Las grandes decisiones requieren transparencia

Por Jesús Ruiz Nestosa

En una carta de 1755 al provincial de los jesuitas, escribe el padre Escandón que decisiones como la del Tratado de 1750, que afectan a miles de personas, no deberían realizarse lejos de la mirada pública

El 8 de noviembre de 1755, Juan de Escandón envía al provincial de los jesuitas, Francisco Martínez, un relatorio de más de ciento cincuenta páginas, fechado en Córdoba de Tucumán, con detalles del impacto que causó no tanto la noticia del tratado firmado entre España y Portugal como conocer los detalles del mismo, mantenido en riguroso secreto por los portugueses, conscientes de las ventajas que les daba.

El padre Escandón narra que a todos les pareció tan desmesurado lo que estaba en juego que la gente no le dio mayor importancia. Muchos ni siquiera creían que pudiera ser cierto (1). «Sólo nos dijeron lo que se les daba por la parte de oriente» y se pregunta él mismo por qué «nuestra Corte le había dado tanto sobre casi todo el reino del Perú. O qué se yo por qué sería. Lo que sí sé es que esta misma política y muy tenido secreto guardaron por la parte de occidente se diciendo por allá solamente lo que allí les daba el otro tratado, sin manifestar lo que se les daba también por norte y oriente, como lo hizo el gobernador de Mato Grosso con el padre superior de Mojos asegurándole que ya tenía en su poder el tratado, y que le concedía a Portugal los trece pueblos que de aquellas misiones caían a la otra banda del Mamoré; y era la carta de dicho gobernador que le decía: Quiera dios que muy en breve tendría V.R. el desengaño, cuando con orden del rey católico les harán despejar esas misiones y entregárselas a los portugueses; y que V.R. por lo lejos que están aun ignoran el tratado de división que han hecho las dos majestades al 13 de enero de 1750, y lo tenemos ya, y trajimos las copias y las órdenes, y sabemos los pasos de los que ya vienen a esta ejecución.
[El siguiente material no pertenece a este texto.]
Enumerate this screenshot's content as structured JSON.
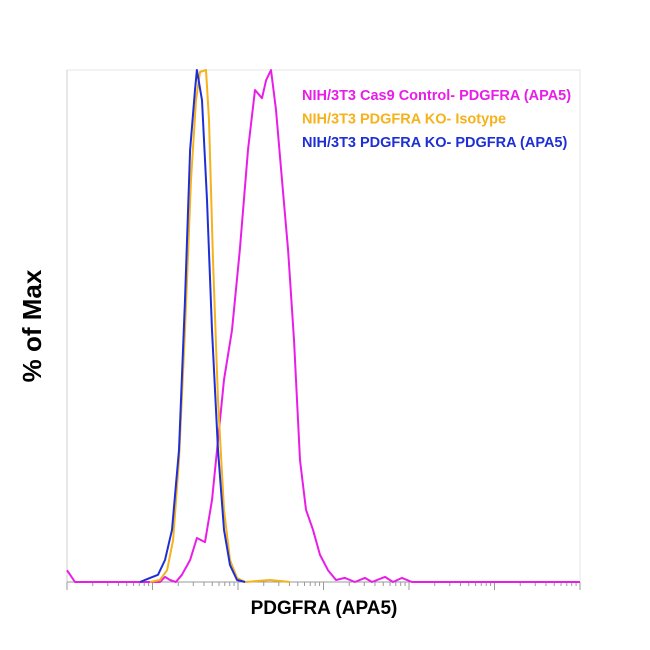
{
  "chart_data": {
    "type": "line",
    "xlabel": "PDGFRA (APA5)",
    "ylabel": "% of Max",
    "xscale": "log",
    "xlim": [
      1,
      1000000
    ],
    "ylim": [
      0,
      100
    ],
    "series": [
      {
        "name": "NIH/3T3 Cas9 Control- PDGFRA (APA5)",
        "color": "#e81ee8",
        "x": [
          1,
          1.24,
          12.2,
          14.0,
          16.0,
          18.8,
          22.1,
          27.5,
          33.1,
          41.1,
          49.6,
          58.4,
          68.6,
          85.1,
          105,
          131,
          158,
          191,
          213,
          243,
          278,
          327,
          385,
          452,
          531,
          624,
          754,
          910,
          1130,
          1400,
          1780,
          2330,
          3050,
          3690,
          5240,
          6500,
          8290,
          10800,
          1000000
        ],
        "values": [
          2.3,
          0,
          0,
          1.0,
          0.4,
          0,
          1.4,
          4.3,
          8.6,
          7.8,
          16.0,
          27.7,
          39.5,
          49.2,
          64.8,
          84.4,
          96.1,
          94.5,
          98.0,
          100,
          92.2,
          78.5,
          64.8,
          47.3,
          23.8,
          14.1,
          10.2,
          5.3,
          2.3,
          0.4,
          0.8,
          0,
          0.8,
          0,
          1.0,
          0,
          0.8,
          0,
          0
        ]
      },
      {
        "name": "NIH/3T3 PDGFRA KO- Isotype",
        "color": "#f5b21b",
        "x": [
          9.35,
          12.2,
          14.8,
          17.4,
          20.4,
          24.0,
          28.2,
          32.3,
          35.9,
          42.2,
          45.8,
          51.0,
          58.4,
          68.6,
          80.6,
          97.3,
          121,
          237,
          406
        ],
        "values": [
          0,
          0.4,
          2.3,
          8.2,
          23.8,
          49.2,
          78.5,
          94.1,
          99.6,
          100,
          90.2,
          62.9,
          35.5,
          14.1,
          4.3,
          0.8,
          0,
          0.4,
          0
        ]
      },
      {
        "name": "NIH/3T3 PDGFRA KO- PDGFRA (APA5)",
        "color": "#1f2fd6",
        "x": [
          7.14,
          9.35,
          11.6,
          14.0,
          16.9,
          20.4,
          24.0,
          27.5,
          31.4,
          33.1,
          37.9,
          43.4,
          49.6,
          58.4,
          68.6,
          80.6,
          97.3,
          121
        ],
        "values": [
          0,
          0.8,
          1.4,
          4.3,
          10.2,
          25.8,
          55.1,
          84.4,
          96.1,
          100,
          94.1,
          74.6,
          49.2,
          25.8,
          10.2,
          3.3,
          0.4,
          0
        ]
      }
    ]
  }
}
Esto solo le dice y todo lo otro lo calla; así como los portugueses de acá nos callaban aquello y nos decían lo de por acá, y aun se empeñaban en persuadirnos a los de por acá a los del oriente, como el gobernador de Matto Grosso a los del occidente» (1).

El padre Escandón insiste en la solapada manera de actuar de los portugueses pues se inclina a pensar que no lo hacen de buena fe. También insiste en la extrañeza de los propios españoles ante las noticias del tratado por considerar desmesuradas las cesiones de territorio. «Mucho menos se les hacía creíble a los españoles el que ya nuestra corte sin otros informes de por acá, más de los que le hubiesen querido dar los portugueses, que no se podía allá dejar de ver que eran la parte interesada hubiese estado en un tal convenio (como en la realidad el año de 50 en que los portugueses nos lo daban ya por hecho, no estaba del todo concluido) ni menos lo hubiesen firmado, no obstante que los portugueses daban las particulares señas de que hacía ya tiempo que el tratado andaba ya impreso en Portugal» (2).

El firmante de esta carta tiene indicios claros de que los portugueses no actúan de buena fe y de que, con verdades a medias, informes parciales, prolongados silencios y, sobre todo, mucho misterio, intentan sacar el máximo provecho de una situación que ellos mismos están creando para justificar, más tarde, las acciones que han planeado con mucha anticipación.

Por eso insiste en sus cuestionamientos a todo cuanto rodea al famoso tratado. No solo afirmaban que el tratado hacía tiempo que estaba ya firmado en Portugal (téngase en cuenta que los procesos de impresión a mediados del siglo XVIII eran muy lentos y trabajosos, ya que el texto debía componerse a mano, letra por letra), sino que aseguraban que «ellos tenían ya aquí un extracto de él, que les había venido manuscrito del [Río de] Janeyro; y que en la misma corte de Lisboa estaban ya labrándose públicamente, o ya labrados, los marcos que habían de servir con las armas de Portugal y Castilla para la división de las tierras y dominios que e adelante había de poseer cada una de las dos coronas. [Aseguraban] también que lo que a Portugal se le daba por la Colonia era todo el territorio que hay desde Castillos al río Uruguay entre él, el Ibicuy y el Brasil» (3).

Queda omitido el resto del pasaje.